Avec ces considérations, le projet a initié une démarche s’inscrivant en écologie territoriale visant à analyser le métabolisme d’un territoire situé au sud-ouest de l’agglomération parisienne, composé des plateaux de Saclay et de Magny, environnés des vallées de l’Yvette, de la Bièvre et de la Mérantaise. Le territoire est caractéristique des secteurs situés aux marges des grandes agglomérations tout en présentant des spécificités liées à des dynamiques locales qu’on peut résumer selon deux polarités : l’une concerne les projets d’aménagement urbain (articulés principalement autour de l’Opération d’Intérêt National Paris-Saclay), l’autre est relative à des volontés locales de préservation et de valorisation des espaces agricoles et naturels (fédérées par l’association agri-urbaine Terre et Cité depuis 2001).
Diagnostic du métabolisme agri-alimentaire “à un instant t”

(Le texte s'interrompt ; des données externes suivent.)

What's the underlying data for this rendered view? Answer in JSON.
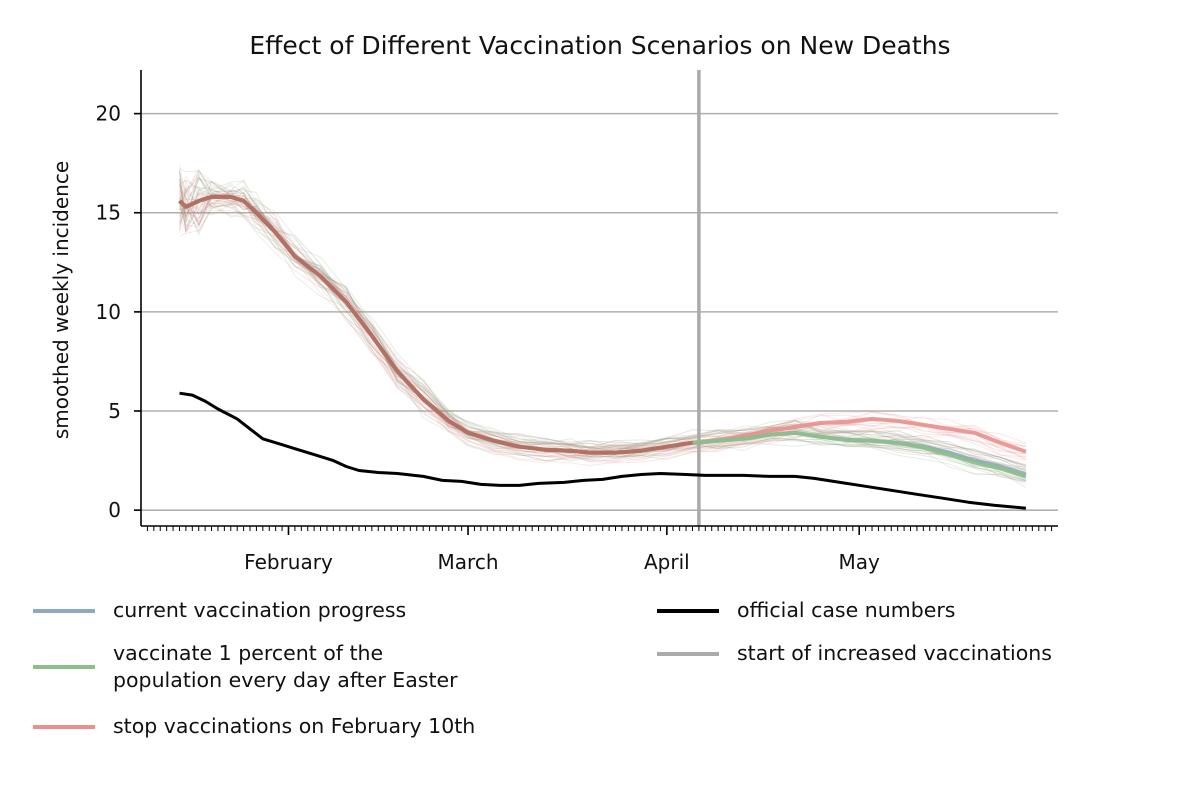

Sur ce territoire d’étude, notre démarche a consisté tout d’abord à réaliser un diagnostic des flux transitant au sein du système agri-alimentaire[8]. Conformément à la définition du système présenté en introduction, nous avons considéré l’ensemble des matières agricoles (à destination de l’alimentation des hommes comme des animaux, ainsi que les matières organiques issues des processus productifs), les flux en amont de la production agricole liés à l’agro-fourniture, mais aussi les flux en aval correspondant à la gestion des déchets. Tenir compte de la diversité des systèmes agricoles locaux a constitué un préalable à l’analyse afin d’envisager l’agriculture non pas comme un sous-système homogène, mais bien comme un ensemble composé d’entités en interaction. Étant donné le nombre relativement limité de structures agricoles (une vingtaine), il n’était pas nécessaire, pour réduire la diversité autour de plusieurs catégories de systèmes agricoles, de mobiliser une procédure standard de classification. Notre démarche typologique s’inscrit davantage dans l’identification préalable de l’évolution des structures agricoles, au travers d'entretiens approfondis avec les agriculteurs, qui nous ont permis d’identifier des modèles contrastés de systèmes techniques au regard de leurs caractéristiques fonctionnelles (modes de production agricole, diversité des ateliers) et de leurs rapports entretenus avec l’environnement social. En cela, la typologie de systèmes agricoles s’inscrit davantage dans les propositions méthodologiques de Hubert Cochet (2011) qui visent notamment à identifier les systèmes de production au regard d’une reconstitution de la trajectoire historique.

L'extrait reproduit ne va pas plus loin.